Look into the carb and make sure you don't see fuel pooling or dripping onto the top of the throttle blades.

Make sure you have no air leaks from the thottle body or the carb's halves (make sure all bolts, nuts, and screws are tight on the carb and base).

Are you running ethanol fuel? If so try to put some non ethanol fuel in the carb/tank. Ethanol fuel in certain atmospheric conditions can draw moisture into the fuel.


----------



## BearGFR (Aug 25, 2008)

You're on the right track. You've got fuel, but do you have ENOUGH fuel? Get a smal funnel or a pressure bulb and fill the carburetor through the bowl vent on top. If it runs for a bit then dies again, check for a restriction in the line between the pump and the carb, like the filter in the carb inlet housing (if it's a QJet), or a fuel pump that's just barely working.

Bear


----------



## geeteeohguy (Feb 2, 2008)

OK....reading the posts, it sounds to me like you need to set the dwell angle of the contact points. You need a dwell meter to do this. Without the dwell set at 30 degrees, everything else you're doing would be a complete waste of time. Dwell needs to be set before ignition timing can be set, and before the carb and be adjusted. It is the foundation of your engine tune-up. You indicated that you 'fiddled' with the points and got spark, but did you set them to specification with a dwellmeter?


----------



## gcstone (Jan 19, 2015)

Okay, hear is what I did today. I attempted to start the car again and it did start but ran rough for about 30 seconds and refused to start again. Yes I disconnected the fuel line just before the carb and I do have good fuel flow. I have an Edelbrock 1406. I turned the mixture screws out 1 1/2 turns. 
Roger, I inspected the carb mounting and it is good and tight, no leaks. GTO, I have a dwell meter on order, it should be here in a day or two, at no cost thanks to Autozone rewards! Bear, do you know much about the 1406? Also I just thought you might like to know I have the protect o plate to the car and it was originally sold in Garland TX. Any other ideas? If not I will let you know when I get the Dwell meter. Thanks for the help.


----------



## Lemans guy (Oct 14, 2014)

The gang has you on the right track GC. That dwell has to be set to have reliable spark. You can also move the timing, once dwell is set. You said it responded smoother. you can advance it a little more, try 10 or 12. just to get it running. It won't be too much. I run 26 degrees Before Top Dead Center at idle on my 326. 10 from the mechanical setting and 16 on the vacumn advance can. Runs smooth as silk. You will get it.
Compression, Spark with correct Dwell, fuel with right mixture....and timing.


----------



## Roger that (Feb 6, 2010)

It sounds like your running out of gasoline. Do Bear's suggestion, as it starts to die add some more fuel to the carb via a bottle or spray starting fluid, to see if it tries to keep running. If your carb's bowl is running of fuel after the engine dies, try pushing the accelerator pump multiple times and see if you get two streams of fuel spraying into the venturi.

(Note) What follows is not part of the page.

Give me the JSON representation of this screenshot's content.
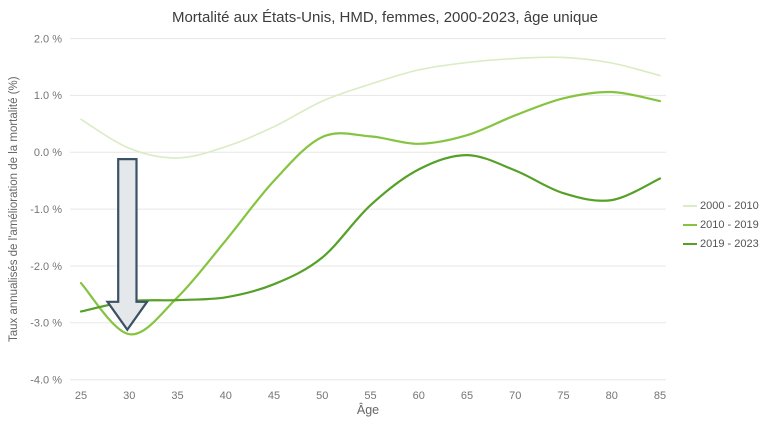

If your fuel bowl is dry you might get one spray but not multiple tries.

Try your dwell angle with your new meter. Just from my experience, the dwell accuracy is more important at higher rpms than lower, even if it is off it should still idle if your getting a spark. 30 degress of dwell is around .022" with a feeler gauge.


----------



## Lemans guy (Oct 14, 2014)

GC, you sure hot some solid advice from Roger That, he took a lot of time getting you there, you are almost there. I am just building on all the previous ideas. RT is right about fuel, even an improperly "Choked" carb can act just like you are describing, hard to start.

If you make sure you have fuel, by pumping the accelerator and watching it squirt in, or staring fluid and you have it choked......especially in cold weather and your timing and spark are there it will fire. A more advanced spark fires a leaner mixture, so that can help as well.

Here is how I start my 326 easy in winter. I halfway pump the pedal twice. That does two things, it sets the choke closed by releasing it and it pumps two squirts of gas into the intake. Then I put on my sunglasses, seatbelt, get my garage door opener etc. in other words I wait one minute. For the gas to settle as vapor into the intake and sit over the valves, then crank and fires right up.

If you don't wait the minute, you might not get as easy a start. So what I am saying is that closing the choke properly and squirting fuel both must occur, after spark is right....a little advanced timing might keep it running a few minutes. then you can get it where you want it.

:Scottwax1::Scottwax1:


----------



## gcstone (Jan 19, 2015)

Thanks for all the help guys. It may be a couple of days before I can play with my car again, unfortunately other priorities. I will let you know when I am back at it and what I find. Lemans Guy, nice car! I added a pic of my car so you guys can see what you are helping me with.


----------



## Lemans guy (Oct 14, 2014)

Two tone is awesome....is that a 326HO engine?


----------



## gcstone (Jan 19, 2015)

No, basic 326, previous owner added an edelbrock manifold and 1406 carb, other than that it is pretty stock, with white vinyl top. Once its up and running again I am ready for paint.


----------



## geeteeohguy (Feb 2, 2008)

The first thing that needs to be done, before doing _another thing_, is to set the dwell to specs. The OP said he's going to do this. Messing with the fuel and carb is a waste of time until then.


----------



## gcstone (Jan 19, 2015)

Okay guys, I'm back. So I got the dwell meter. When I start the car and it runs rough the dwell does show 30. After running for 30 seconds or less it refuses to start again. I checked the fuel flow and can see it squirt in and even tried starter spray It will not start. I verified I do have spark at the plug and timing is set a 6 btdc. Unfortunately, I'm not a mechanic, I only know enough to be dangerous. I'm sure I am missing something and it is probable simple and right in front of me! Any more ideas?


----------



## Roger that (Feb 6, 2010)

Just after the engine quits, pull some spark plugs out and see if they are wet looking (flooding).


----------



## gcstone (Jan 19, 2015)

Okay, sorry it has taken 2 weeks, just have a lot going on right now. I checked the plugs after it died and yes they are wet.


----------



## Roger that (Feb 6, 2010)

Sounds like your carb is flooding the engine. I would take the airhorn off which should contain your floats, needles, and seats. See if you floats has a pin hole leak by doing this test: https://www.youtube.com/watch?v=3wUhlhsfOxs Check your float level and drop (you might need a rebuild kit that has the info on how many inches the float drops/level) or search the web for your carb info.

Also check your needle and seat for security and conditon. You can buy a kit to replace these as well.


----------